BRUTE! by Malcolm Bennett and Aidan Hughes

Promising Sheath-busting romance!!! Two-fisted action!!! and Hard-boiled adventure!!! this is a compendium of ‘pulp nasties’ from the cult BRUTE! comic book of the 1980s. The stories were highly stylised pulp fiction, loosely based on films and observations of contemporary British life, all illustrated by Hughes’s distinctive artwork and driven by hard talking dialogue.


An admirer of Hughe's work with rock band KMFDM, I first discovered BRUTE! through his website, then somehow tracked down this collectors’ edition second hand. I’ve never seen a copy since, so I’d rather this one didn’t get left in the pub... As it happens, the public house features regularly in the comics. This excerpt comes from the episode PAC-MEN!:

WANTED! P.A.C. – MEN! The Pub Action Committee NEEDS YOU! Enrol Today!

Unemployed Noska sees the ad in the job centre window. And applies!

“We are the Pub Action Committee and we are looking for good, war-waging commandos for our squad. We’re brutal messy cruel and vengeful. But we’re fair. We have to be. We’re talking ALCOHOL!”

Job taken! His mission? Recently people have been staying at home, not drinking:

“We must get these people away from the TV and BACK INTO THE PUBS!!!”

On his first night, Noska is sent out with the platoon:

“Right men!” barked the Squad Commander, resplendent in his Kronenbourg Combat Kit. “Let’s get out there! If anyone resists, subdue him and administer this!” He lifted a half-gallon flagon. “This is pure spirit, Gold Label and Scrumpy!”

But Noska’s squad find two old folk who won’t drink! His parents!!!

“Mum! Dad!” he croaked. “OH NO!” Noska’s parents were later committed to a new anti-TV. wing at the centre, while he was jailed for conspiring with known health freaks.

Now that’s a lesson to us all. OFFICIAL!!!

Monday, 26 October 2009

The Crow Road by Iain Banks

Starting, in my mind, with one of the best opening lines in contemporary literature - It was the day my Grandmother exploded - Iain Banks’ The Crow Road is the story of the McHoan family, mainly viewed through the eyes of youngest scion Prentice.


Tragedy and untimely death seem to stalk the McHoan clan; the exploding grandmother falls off a ladder in the beginning of the book, and the central story concerns the mystery of Prentice’s Uncle Rory, missing for many years.

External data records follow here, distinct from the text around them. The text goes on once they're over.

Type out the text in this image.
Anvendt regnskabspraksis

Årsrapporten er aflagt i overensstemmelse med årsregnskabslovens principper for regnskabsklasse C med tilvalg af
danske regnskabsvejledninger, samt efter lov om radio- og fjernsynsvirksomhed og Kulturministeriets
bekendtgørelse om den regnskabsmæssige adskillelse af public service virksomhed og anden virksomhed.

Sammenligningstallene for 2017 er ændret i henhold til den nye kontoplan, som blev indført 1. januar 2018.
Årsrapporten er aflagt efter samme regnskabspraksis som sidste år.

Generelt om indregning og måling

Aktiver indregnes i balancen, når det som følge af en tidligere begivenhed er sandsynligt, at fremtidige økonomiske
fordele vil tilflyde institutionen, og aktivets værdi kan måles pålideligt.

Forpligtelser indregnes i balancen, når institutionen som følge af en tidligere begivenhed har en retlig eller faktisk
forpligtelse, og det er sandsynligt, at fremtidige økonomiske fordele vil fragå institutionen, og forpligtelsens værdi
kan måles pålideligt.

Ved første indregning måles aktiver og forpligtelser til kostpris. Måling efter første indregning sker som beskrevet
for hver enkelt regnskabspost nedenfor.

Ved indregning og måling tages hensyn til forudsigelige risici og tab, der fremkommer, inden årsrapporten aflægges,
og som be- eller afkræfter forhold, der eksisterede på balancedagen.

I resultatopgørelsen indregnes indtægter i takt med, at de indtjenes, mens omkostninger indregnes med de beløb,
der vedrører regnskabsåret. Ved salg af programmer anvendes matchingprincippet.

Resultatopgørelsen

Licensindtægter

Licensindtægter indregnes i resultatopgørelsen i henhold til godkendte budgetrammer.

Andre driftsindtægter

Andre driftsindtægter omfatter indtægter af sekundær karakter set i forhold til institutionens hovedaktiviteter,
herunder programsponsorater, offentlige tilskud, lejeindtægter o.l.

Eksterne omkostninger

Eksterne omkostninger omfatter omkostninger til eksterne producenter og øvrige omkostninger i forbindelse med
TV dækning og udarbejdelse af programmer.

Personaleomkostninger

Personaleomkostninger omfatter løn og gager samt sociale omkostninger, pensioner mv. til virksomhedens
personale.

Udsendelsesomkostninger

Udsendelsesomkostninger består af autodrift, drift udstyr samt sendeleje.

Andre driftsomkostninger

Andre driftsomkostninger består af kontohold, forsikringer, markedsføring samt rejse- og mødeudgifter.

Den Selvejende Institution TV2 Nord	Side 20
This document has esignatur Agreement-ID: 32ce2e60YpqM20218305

There are glorious descriptions of alcohol throughout, and being a Scottish writer, Banks includes copious references to whisky. Flicking through the book I was spoilt for choice: In the end, I decided to pick a scene I recall very clearly from when I first read it back in 1996. Prentice has gone to a family party the day after Hogmanay, only to discover the his elder brother Lewis is now going out with Verity, the woman Prentice has lusted after from afar for years. Distinctly put out, he gets stuck into the booze:

I went through to the dining-room and helped myself to a pint of the neuron-friendly punch that Uncle Hamish always made for the event... We sipped - or in my case gulped - the weak but tasty punch, nibbled on Aunt Tone’s buffet-bits, and played Alternative Charades; an invention of my father’s in which one first has to guess the category of the thing one is being asked to decipher.

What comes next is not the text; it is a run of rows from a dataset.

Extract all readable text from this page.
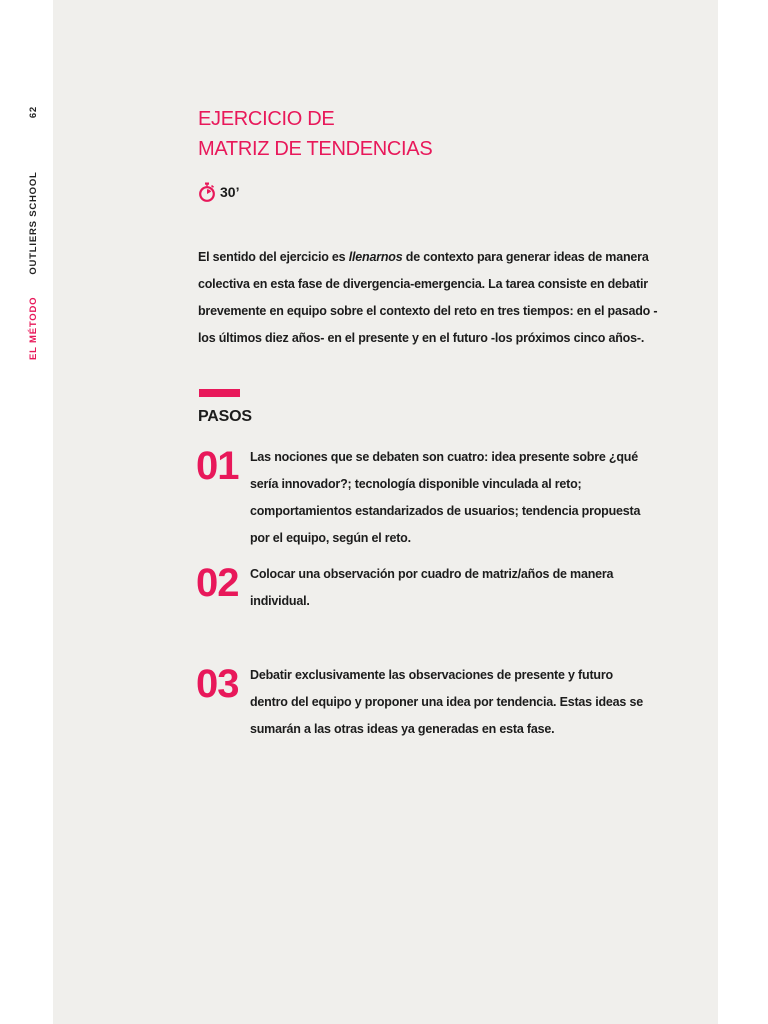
EL MÉTODO
OUTLIERS SCHOOL
62	EJERCICIO DE
MATRIZ DE TENDENCIAS
30’

El sentido del ejercicio es llenarnos de contexto para generar ideas de manera colectiva en esta fase de divergencia-emergencia. La tarea consiste en debatir brevemente en equipo sobre el contexto del reto en tres tiempos: en el pasado -los últimos diez años- en el presente y en el futuro -los próximos cinco años-.

PASOS
01 Las nociones que se debaten son cuatro: idea presente sobre ¿qué sería innovador?; tecnología disponible vinculada al reto; comportamientos estandarizados de usuarios; tendencia propuesta por el equipo, según el reto.

02 Colocar una observación por cuadro de matriz/años de manera individual.

03 Debatir exclusivamente las observaciones de presente y futuro dentro del equipo y proponer una idea por tendencia. Estas ideas se sumarán a las otras ideas ya generadas en esta fase.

No easy task for a man who has rather rapidly got through a skinful of punch.

My last memory is of trying to mime Rare Gynaecological Disorders, preparatory to attempting Toxic Shock Syndrome. But apparently people insisted that one stand up to do one’s piece, and I - successfully acclimatised to the horizontal by this time - refused to pander to this sort of nit picking, and so passed my turn on to my Cousin Josh with as much good grace as I could muster.

Outrage is only moments away. Prentice, oblivious to the world by now, only finds out exactly what he said to his brother and his girlfriend, in front of everyone in the room, when his mother speaks to him the next day. She lets him have it chapter and verse:

I felt the blood draining from my neck like somebody had opened a valve in my ankle... “And I think we all successfully worked out what ‘doing the Delta Foxtrot’ was, as well, before you became totally incoherent.”

Prentice spends the rest of the day apologising and trying to recover with Irn Bru and spring water...

Thursday, 22 October 2009

Never a Normal Man by Daniel Farson

Daniel Farson has been dead over a decade now and was long off British Television screens by the time I was watching regularly, so it was by chance that I happened upon a reference to him online. After discovering that he used to drink (a lot) in Soho in the fifties, I decided to inquire further and got this weighty autobiography out of the library.


Written when he knew he was dying, it is incredibly frank and self deprecating, sometimes to the point of distraction, but never for too long; Never a Normal Man is a most entertaining read. It begins while he is travelling in Istanbul, wandering around looking for rough trade and getting soused on raki, the clouded silver poison which propels you into the vicious circle where you need another raki to start the day and continue to oblivion and obliteration.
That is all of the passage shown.